As a former CM for KSP1 and self proclaimed industry professional, you are clearly and directly drawing conclusions based on at best incomplete data. Game sells on Steam, Epic and direct, you only account for Steam sales. KSP is and always will be a super niche game which will not ever have broad mainstream appeal and the studio as well as Take 2 will know this. I would not be surprised a lot of people bought direct.
I'd say the steam numbers alone shows a niche game shortly after EA doing pretty good for what it is, despite the noise which will always happen. My personal take on this is that it is not unlikely at least a part of the noise is due to factors these people are not telling us, for instance them running the game on a Linux platform or older hardware.
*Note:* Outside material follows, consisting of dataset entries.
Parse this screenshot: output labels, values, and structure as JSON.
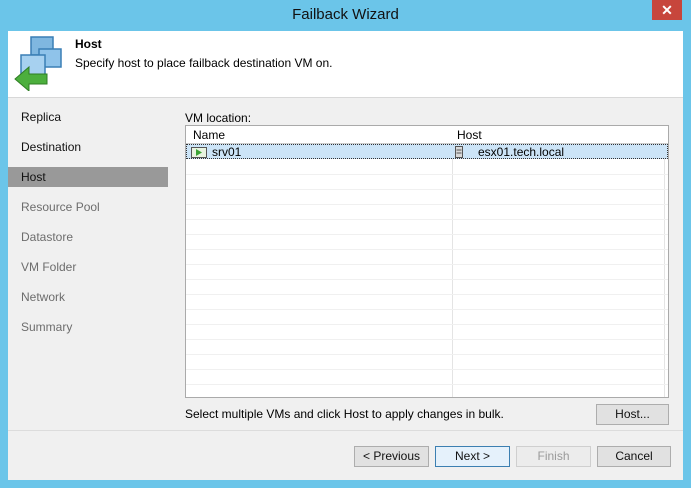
{
  "window": {
    "title": "Failback Wizard",
    "close_glyph": "✕"
  },
  "header": {
    "title": "Host",
    "subtitle": "Specify host to place failback destination VM on.",
    "icon": "failback-wizard-icon"
  },
  "sidebar": {
    "items": [
      {
        "label": "Replica",
        "state": "normal"
      },
      {
        "label": "Destination",
        "state": "normal"
      },
      {
        "label": "Host",
        "state": "active"
      },
      {
        "label": "Resource Pool",
        "state": "disabled"
      },
      {
        "label": "Datastore",
        "state": "disabled"
      },
      {
        "label": "VM Folder",
        "state": "disabled"
      },
      {
        "label": "Network",
        "state": "disabled"
      },
      {
        "label": "Summary",
        "state": "disabled"
      }
    ]
  },
  "main": {
    "vm_location_label": "VM location:",
    "columns": [
      "Name",
      "Host"
    ],
    "rows": [
      {
        "name": "srv01",
        "host": "esx01.tech.local",
        "icon": "vm-icon",
        "host_icon": "server-icon",
        "selected": true
      }
    ],
    "bulk_hint": "Select multiple VMs and click Host to apply changes in bulk.",
    "host_button": "Host..."
  },
  "footer": {
    "previous": "< Previous",
    "next": "Next >",
    "finish": "Finish",
    "cancel": "Cancel"
  },
  "colors": {
    "title_bar": "#6bc5e9",
    "active_nav": "#999999",
    "close_button": "#c7463c",
    "selection": "#cce4f7"
  }
}
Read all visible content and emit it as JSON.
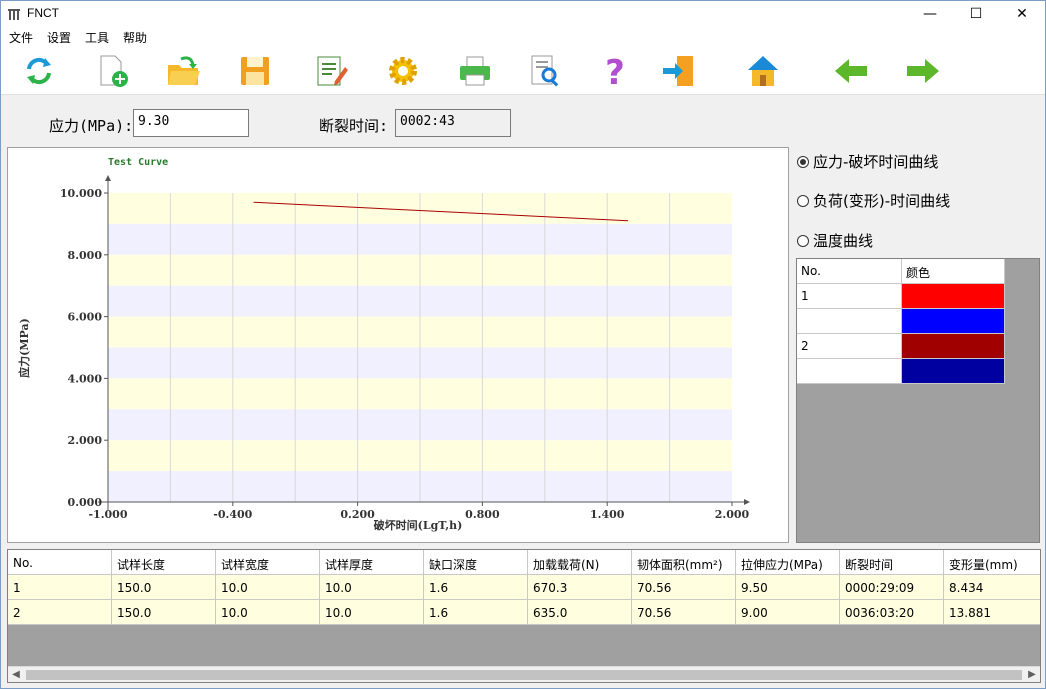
{
  "window": {
    "title": "FNCT",
    "minimize": "—",
    "maximize": "☐",
    "close": "✕"
  },
  "menu": [
    "文件",
    "设置",
    "工具",
    "帮助"
  ],
  "toolbar": [
    "refresh",
    "new-file",
    "open-folder",
    "save",
    "edit",
    "settings",
    "print",
    "preview",
    "help",
    "exit",
    "home",
    "back",
    "forward"
  ],
  "fields": {
    "stress_label": "应力(MPa):",
    "stress_value": "9.30",
    "break_label": "断裂时间:",
    "break_value": "0002:43"
  },
  "chart_data": {
    "type": "line",
    "title": "Test Curve",
    "xlabel": "破坏时间(LgT,h)",
    "ylabel": "应力(MPa)",
    "xlim": [
      -1.0,
      2.0
    ],
    "ylim": [
      0.0,
      10.0
    ],
    "xticks": [
      "-1.000",
      "-0.400",
      "0.200",
      "0.800",
      "1.400",
      "2.000"
    ],
    "yticks": [
      "0.000",
      "2.000",
      "4.000",
      "6.000",
      "8.000",
      "10.000"
    ],
    "series": [
      {
        "color": "#aa0000",
        "x": [
          -0.3,
          1.5
        ],
        "y": [
          9.7,
          9.1
        ]
      }
    ]
  },
  "radios": [
    {
      "label": "应力-破坏时间曲线",
      "checked": true
    },
    {
      "label": "负荷(变形)-时间曲线",
      "checked": false
    },
    {
      "label": "温度曲线",
      "checked": false
    }
  ],
  "color_table": {
    "headers": [
      "No.",
      "颜色"
    ],
    "rows": [
      {
        "no": "1",
        "color": "#ff0000"
      },
      {
        "no": "",
        "color": "#0000ff"
      },
      {
        "no": "2",
        "color": "#a00000"
      },
      {
        "no": "",
        "color": "#0000a0"
      }
    ]
  },
  "data_table": {
    "headers": [
      "No.",
      "试样长度",
      "试样宽度",
      "试样厚度",
      "缺口深度",
      "加载载荷(N)",
      "韧体面积(mm²)",
      "拉伸应力(MPa)",
      "断裂时间",
      "变形量(mm)"
    ],
    "rows": [
      [
        "1",
        "150.0",
        "10.0",
        "10.0",
        "1.6",
        "670.3",
        "70.56",
        "9.50",
        "0000:29:09",
        "8.434"
      ],
      [
        "2",
        "150.0",
        "10.0",
        "10.0",
        "1.6",
        "635.0",
        "70.56",
        "9.00",
        "0036:03:20",
        "13.881"
      ]
    ]
  }
}
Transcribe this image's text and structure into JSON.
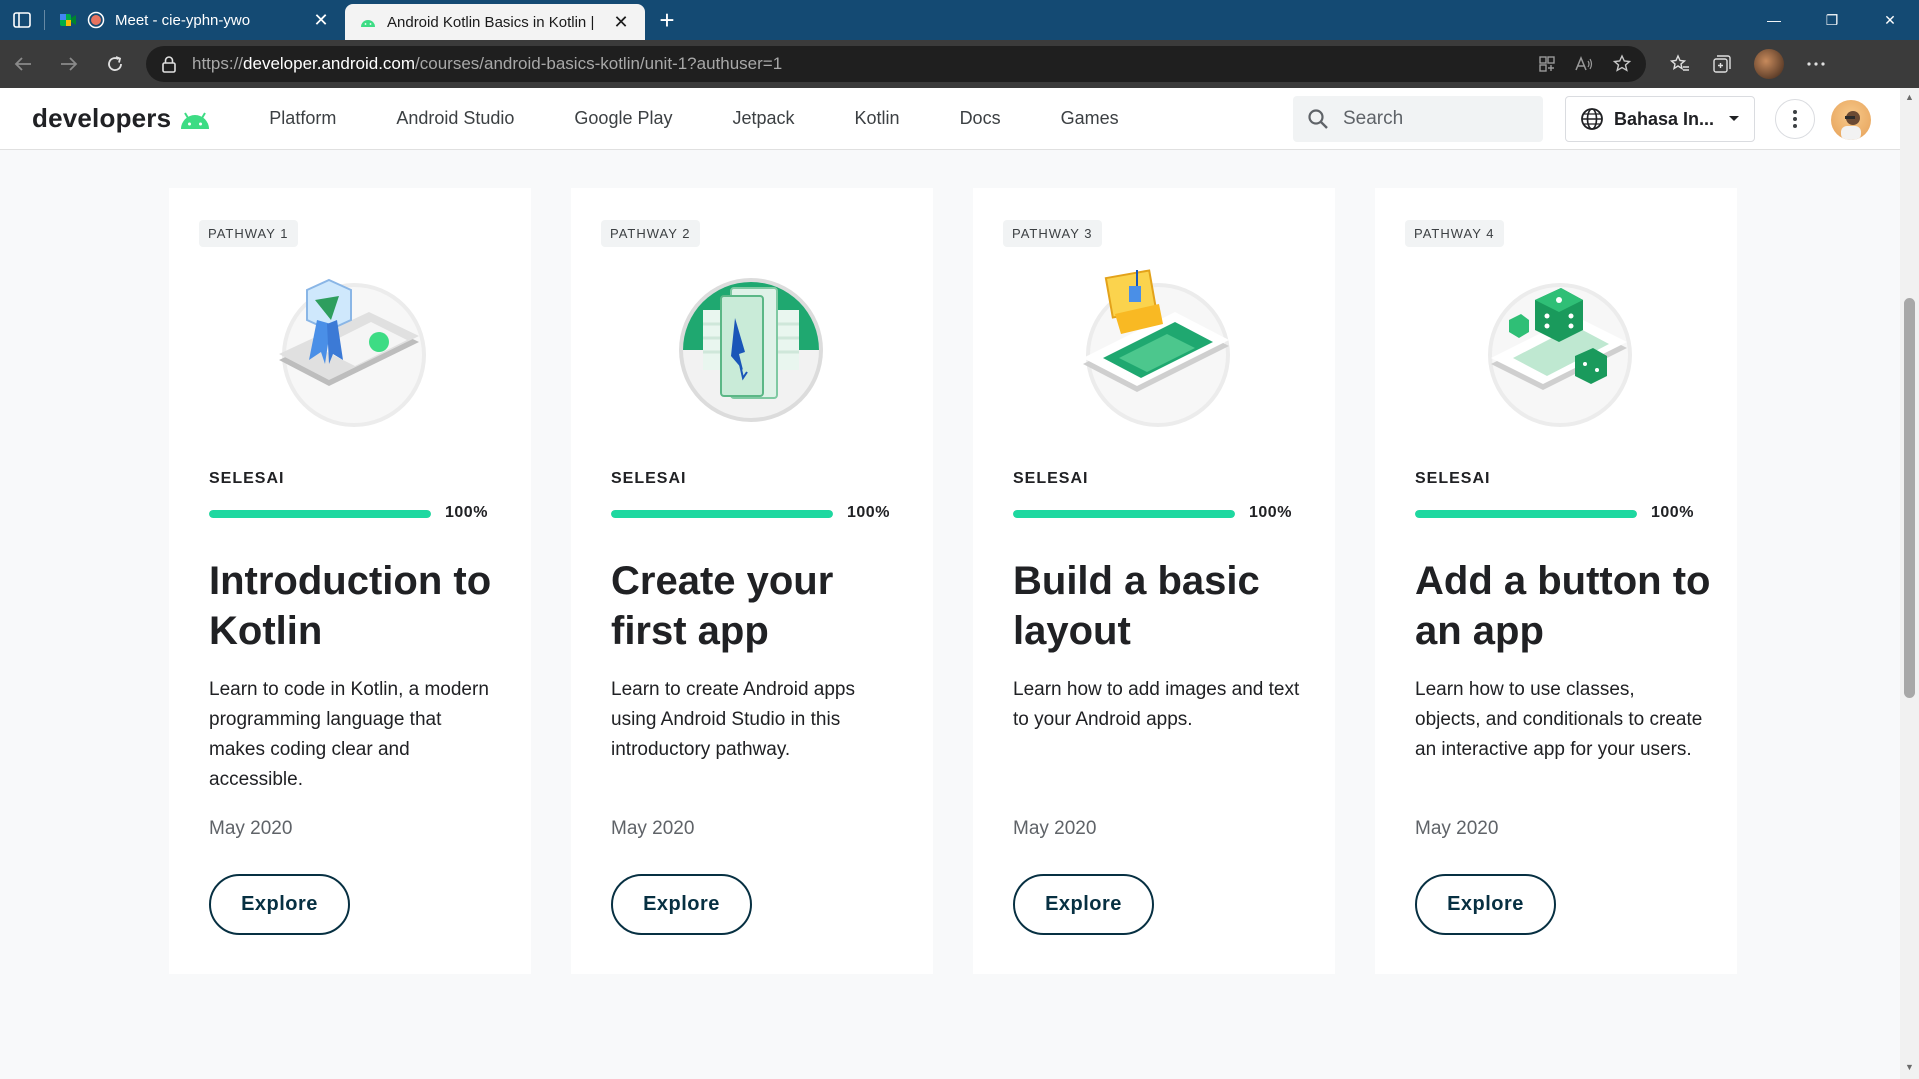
{
  "browser": {
    "tabs": [
      {
        "title": "Meet - cie-yphn-ywo",
        "active": false
      },
      {
        "title": "Android Kotlin Basics in Kotlin |",
        "active": true
      }
    ],
    "url_scheme": "https://",
    "url_host": "developer.android.com",
    "url_path": "/courses/android-basics-kotlin/unit-1?authuser=1"
  },
  "site": {
    "logo_text": "developers",
    "nav": [
      "Platform",
      "Android Studio",
      "Google Play",
      "Jetpack",
      "Kotlin",
      "Docs",
      "Games"
    ],
    "search_placeholder": "Search",
    "language": "Bahasa In..."
  },
  "cards": [
    {
      "badge": "PATHWAY 1",
      "status": "SELESAI",
      "progress_percent": 100,
      "progress_label": "100%",
      "title": "Introduction to Kotlin",
      "description": "Learn to code in Kotlin, a modern programming language that makes coding clear and accessible.",
      "date": "May 2020",
      "button": "Explore"
    },
    {
      "badge": "PATHWAY 2",
      "status": "SELESAI",
      "progress_percent": 100,
      "progress_label": "100%",
      "title": "Create your first app",
      "description": "Learn to create Android apps using Android Studio in this introductory pathway.",
      "date": "May 2020",
      "button": "Explore"
    },
    {
      "badge": "PATHWAY 3",
      "status": "SELESAI",
      "progress_percent": 100,
      "progress_label": "100%",
      "title": "Build a basic layout",
      "description": "Learn how to add images and text to your Android apps.",
      "date": "May 2020",
      "button": "Explore"
    },
    {
      "badge": "PATHWAY 4",
      "status": "SELESAI",
      "progress_percent": 100,
      "progress_label": "100%",
      "title": "Add a button to an app",
      "description": "Learn how to use classes, objects, and conditionals to create an interactive app for your users.",
      "date": "May 2020",
      "button": "Explore"
    }
  ],
  "colors": {
    "tabstrip": "#144a73",
    "accent_progress": "#1ed8a0",
    "button_border": "#073042",
    "android_green": "#3ddc84"
  }
}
KSP2 is clearly designed for the future and doe snot cater to 5+ year old hardware all that much , which IMO is perfectly fine when the studio/publisher is in it for the long haul.
If anyone makes the argument the game really is not ready for the main stage, even when labelled as "early access" I would not disagree but here we are. In general though, it would seem that the foundation of the game is solid, which is very important and I'm not all that concerned about the current state. How quickly these issue get addressed and patches released with consistent progress in quality and performance is what will tell us how well the team is doing more than anything else.
If the scenario now is that the devs go silent for a week or two while they work on fixes and then release a big patch, I'm good with that. It is what eventually turned around NMS, which had a far more disastrous launch and is doing just fine, if not really well, now.